Organizan la agenda del Espíritu Santo con la osadía de quienes anuncian el lugar, el día y la hora en la que Dios hará su aparición estelar para regocijo de las masas. Luz y taquígrafos para un mesías vestido con túnica de lentejuelas.
Otros viven agazapados tras una poco convincente buena voluntad; líderes y pastores honrosamente equivocados, que se apoyan en la sensiblería emocional para crear el clima adecuado antes de golpear la chistera con la barita mágica y...¡voilá! ¡el milagro está servido!; el toque divino que marca la diferencia para los próximos minutos, quizás horas, antes de que el afortunado/a descubra sin querer reconocerlo que las cosas en Dios suelen ser más complejas de lo que pretende el prestidigitador.

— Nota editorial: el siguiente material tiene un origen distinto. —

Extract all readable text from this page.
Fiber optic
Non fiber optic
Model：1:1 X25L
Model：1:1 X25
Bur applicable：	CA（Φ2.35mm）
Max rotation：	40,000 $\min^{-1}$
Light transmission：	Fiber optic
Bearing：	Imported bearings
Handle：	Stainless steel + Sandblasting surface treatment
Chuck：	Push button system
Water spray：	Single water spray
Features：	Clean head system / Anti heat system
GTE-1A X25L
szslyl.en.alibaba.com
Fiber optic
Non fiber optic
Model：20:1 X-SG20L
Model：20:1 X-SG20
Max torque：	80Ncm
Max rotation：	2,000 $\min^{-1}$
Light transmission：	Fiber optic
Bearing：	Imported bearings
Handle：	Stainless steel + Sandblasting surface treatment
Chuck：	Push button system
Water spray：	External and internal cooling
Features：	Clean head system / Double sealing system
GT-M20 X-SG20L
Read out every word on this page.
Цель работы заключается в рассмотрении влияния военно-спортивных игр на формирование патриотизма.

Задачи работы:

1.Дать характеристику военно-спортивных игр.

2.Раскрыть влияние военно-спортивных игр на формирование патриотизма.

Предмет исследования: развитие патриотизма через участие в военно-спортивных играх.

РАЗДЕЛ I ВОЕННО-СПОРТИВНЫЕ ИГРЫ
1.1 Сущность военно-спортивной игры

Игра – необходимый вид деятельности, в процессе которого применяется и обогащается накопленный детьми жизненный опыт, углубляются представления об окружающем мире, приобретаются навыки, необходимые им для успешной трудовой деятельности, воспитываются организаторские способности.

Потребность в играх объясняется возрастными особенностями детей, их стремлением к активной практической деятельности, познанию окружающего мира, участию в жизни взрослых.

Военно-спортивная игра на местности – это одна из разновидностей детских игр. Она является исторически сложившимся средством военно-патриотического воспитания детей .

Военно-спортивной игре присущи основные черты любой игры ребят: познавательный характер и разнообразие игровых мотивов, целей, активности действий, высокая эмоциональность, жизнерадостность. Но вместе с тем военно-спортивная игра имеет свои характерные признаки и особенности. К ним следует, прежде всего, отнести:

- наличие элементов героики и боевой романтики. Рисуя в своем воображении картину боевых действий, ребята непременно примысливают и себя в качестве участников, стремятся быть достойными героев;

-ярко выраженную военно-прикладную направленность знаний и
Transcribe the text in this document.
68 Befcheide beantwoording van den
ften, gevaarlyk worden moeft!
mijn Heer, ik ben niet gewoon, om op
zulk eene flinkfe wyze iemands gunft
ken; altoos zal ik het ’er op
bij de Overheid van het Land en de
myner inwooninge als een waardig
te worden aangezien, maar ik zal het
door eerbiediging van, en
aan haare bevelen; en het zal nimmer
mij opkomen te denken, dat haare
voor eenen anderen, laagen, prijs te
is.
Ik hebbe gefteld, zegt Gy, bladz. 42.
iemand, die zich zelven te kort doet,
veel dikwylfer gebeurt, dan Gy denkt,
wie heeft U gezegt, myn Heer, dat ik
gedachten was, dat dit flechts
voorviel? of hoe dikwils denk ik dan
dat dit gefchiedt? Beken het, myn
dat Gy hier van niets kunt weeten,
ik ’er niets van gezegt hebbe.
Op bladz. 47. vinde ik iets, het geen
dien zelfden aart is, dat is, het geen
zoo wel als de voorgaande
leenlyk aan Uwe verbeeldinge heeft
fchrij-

Sin embargo, la paloma vuela libre; fiel a quien la destinó para nuestro beneficio. Siempre conectada a un propósito más elevado que el de hacer cosquillas en el alma. Dispuesta a descender sobre los hijos para impartir carácter, consuelo, sabiduría, poder, amor.
Difícilmente se meterá por propia voluntad en la chistera del ilusionista; antes lo hará en su corazón y le guiará a toda verdad por amor del nombre que es sobre todo nombre; o al menos eso espero.